Villarreal continue their Basque journey—after Osasuna (away) and Alavés (home)—and before welcoming Athletic Club to the Cerámica on Sunday— it’s time for us to visit Eibar! The little club that could will host us in their compact Iparua ground. Their pitch is 103m by 65m (ours is 105 by 68, which is a common size) but it seems even smaller, with the stands up against it and a large apartment block looming behind the main stand. It holds maybe 8,000 at most; originally the league claimed they needed to have a 12,000 minimum capacity, but that’s pretty much impossible and Eibar don’t seem to care too much, and apparently the league doesn’t either.
As for the team that plays here? Eibar surprised everyone by winning successive promotions in 2013 and 2014; they finished 18th in the Primera and would have been relegated in the 2014-15 season, but Elche were demoted for financial reasons so Eibar stayed up. And they’ve stayed up comfortably since, with a best finish of 9th in 2017-18, falling to 12th last year.
But, there are signs this year is going to be more of a struggle. Typically, Eibar has gotten off to a good start and then tailed off, but this season they have only 9 points from their first 10 matches. It was a busy summer for Eibar in the transfer market—Joan Jordan went to Sevilla, Ruben Peña came to Villarreal, and Marc Cucurella was repurchased by Barcelona and then lent to Getafe. They did bring in a couple of players from Depor—midfielder Edu Esposito, striker Quique Gonzalez, and also brought in defender Bigas from Las Palmas, and got Takahashi Inui from Betis (he’d been loaned to Alavés).
The core of the team, though, is the wrong side of thirty. Striker Charles (35); midfielders Diop (33), Orellana (33) , and Pedro León (32); defenders Ramis (35) and Arbilla (32). experienced, certainly, but a lot of their younger guys have moved on.
Eibar, especially at home, will work for every ball, they will press, they will be strong in the air and will be dangerous in set pieces. However, that very intensity leaves them open to through balls and they don’t control the match well, both things Villarreal hopes to exploit.

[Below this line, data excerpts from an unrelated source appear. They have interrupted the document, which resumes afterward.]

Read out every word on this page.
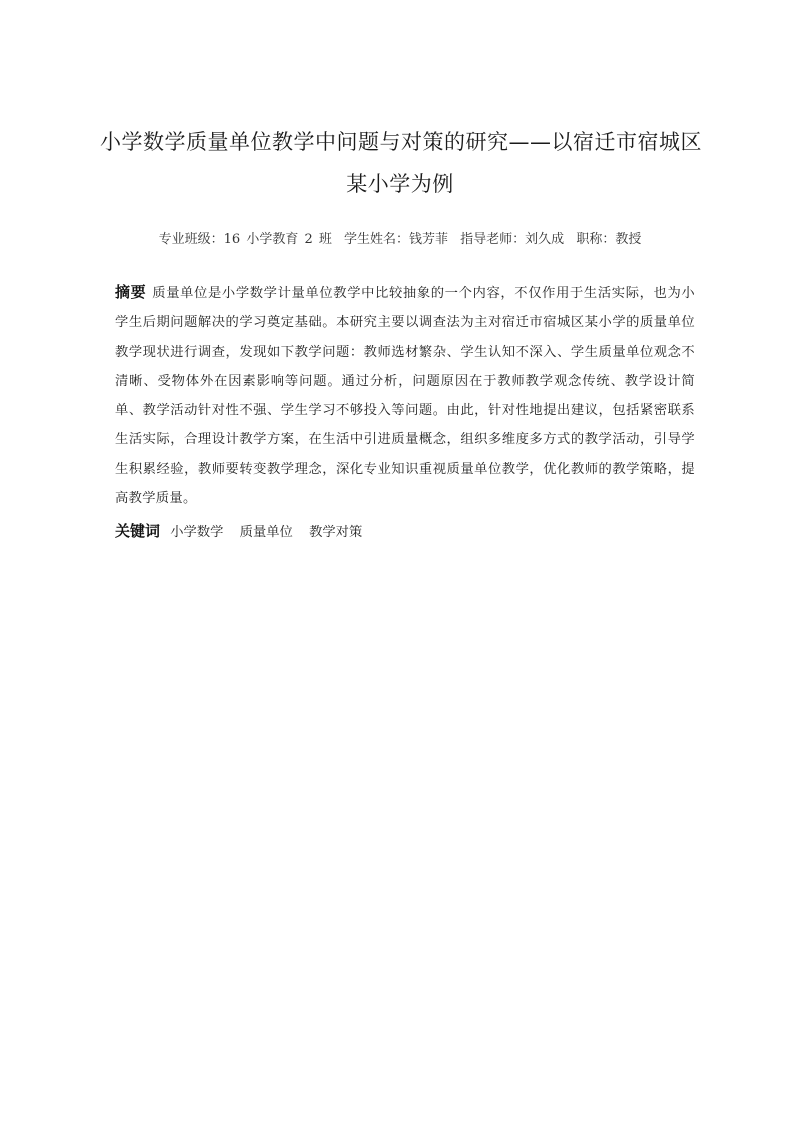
小学数学质量单位教学中问题与对策的研究——以宿迁市宿城区
某小学为例
专业班级：16 小学教育 2 班 学生姓名：钱芳菲 指导老师：刘久成 职称：教授
摘要 质量单位是小学数学计量单位教学中比较抽象的一个内容，不仅作用于生活实际，也为小学生后期问题解决的学习奠定基础。本研究主要以调查法为主对宿迁市宿城区某小学的质量单位教学现状进行调查，发现如下教学问题：教师选材繁杂、学生认知不深入、学生质量单位观念不清晰、受物体外在因素影响等问题。通过分析，问题原因在于教师教学观念传统、教学设计简单、教学活动针对性不强、学生学习不够投入等问题。由此，针对性地提出建议，包括紧密联系生活实际，合理设计教学方案，在生活中引进质量概念，组织多维度多方式的教学活动，引导学生积累经验，教师要转变教学理念，深化专业知识重视质量单位教学，优化教师的教学策略，提高教学质量。
关键词 小学数学 质量单位 教学对策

Villarreal have some injury concerns, and if ever we were going to make some squad rotations, this is it, right? With a match coming on Sunday? Alberto Moreno is injured again, so Quintillà will play at left back; Mario might replace Peña, who traveled with the team but missed the last match due to a knee problem. And Manu Morlanes is also injured.

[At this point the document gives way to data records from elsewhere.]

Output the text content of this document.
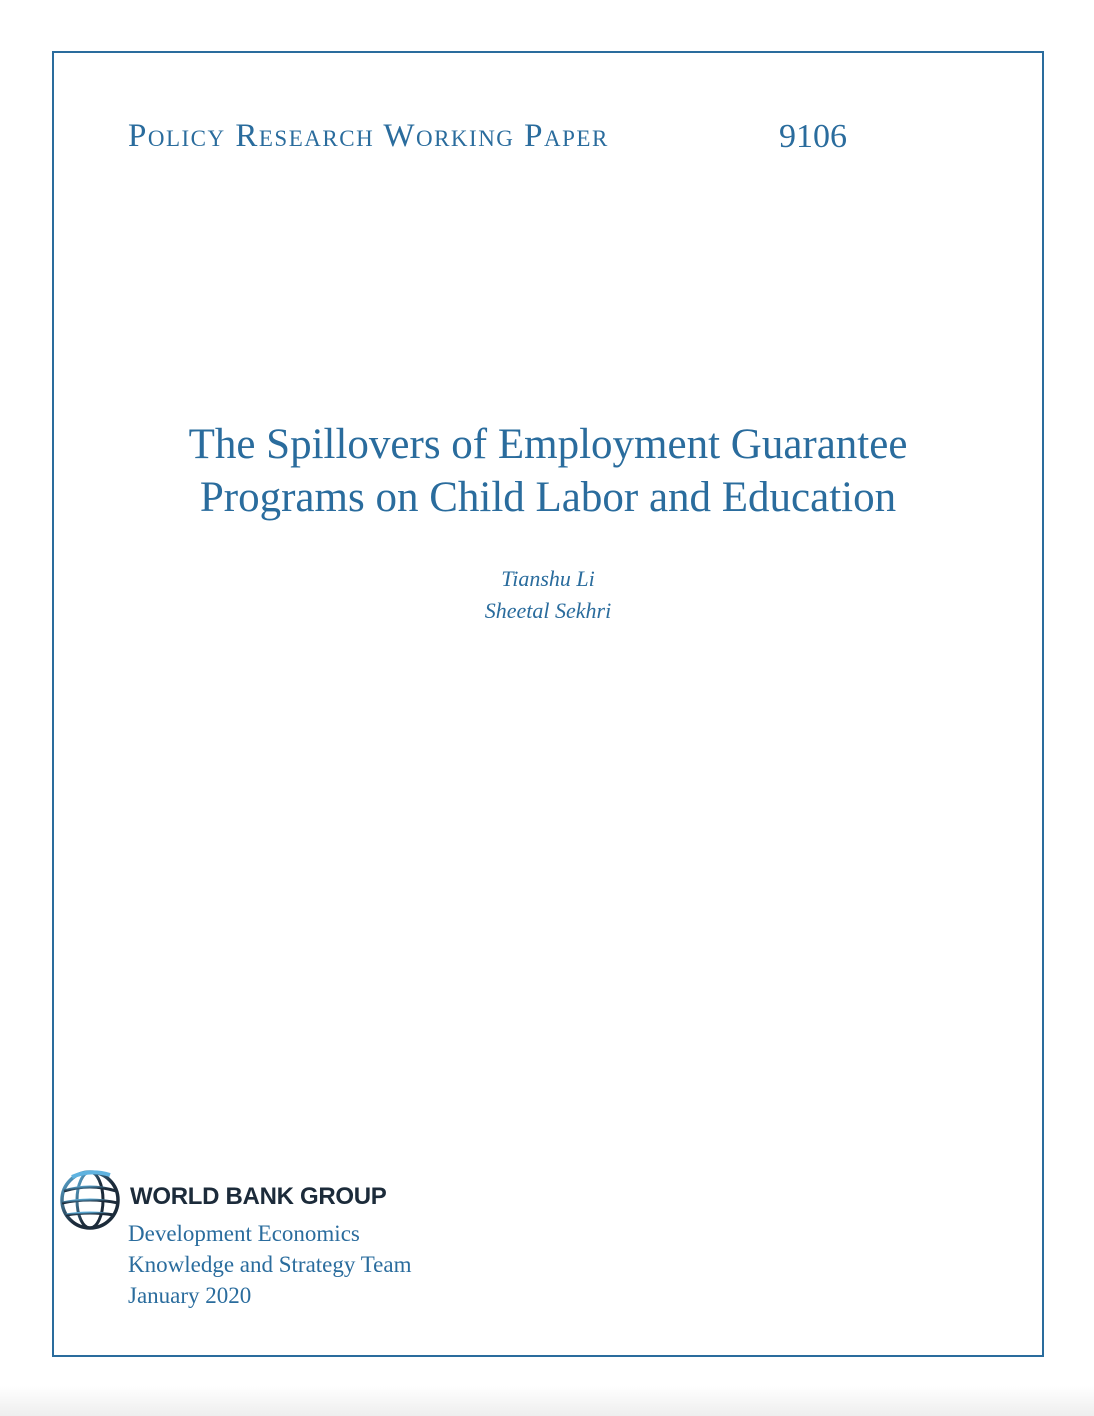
Policy Research Working Paper	9106
The Spillovers of Employment Guarantee
Programs on Child Labor and Education
Tianshu Li
Sheetal Sekhri
WORLD BANK GROUP
Development Economics
Knowledge and Strategy Team
January 2020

I’m thinking this may be a match for Funes Mori to start with Pau, and I’d probably bring Samu Chukwueze in and give Santi Cazorla a break, too, though making changes really depends on whether Calleja feels individual players need rest. It’s hard to justify changing a lot when things are working.
All-time record: Villarreal have won only once at Iparua in 12 tries—that was a 2-1 win in April 2016 with goals from Adrián and Soldado. Last year we played a forgettable 0-0 draw (this was while Calleja was gone).
Interestingly, Calleja did coach Villarreal in a midweek match in February 2017; we lost 1-0 and fielded a team with Roger martinez and Enes Unal as strikers; Dani Raba, Javi Fuego (!) and Antonio Rukavina all started as well. (The rotations didn’t work, as we lost our next match at home to Girona with our regular lineup). So does that history give us any indication as to what to expect tomorrow?
Prediction: Villarreal have won in Espanyol and defeated Alavés at home, two unusual events against a couple of our bogey clubs. Can we make it three-for-three and win in Iparua? I’m going to go for a 2-2 draw, mostly because I think Eibar is a lot like Osasuna at home, a tough team to beat. But hopefully we’ll come home with three points. Endavant!!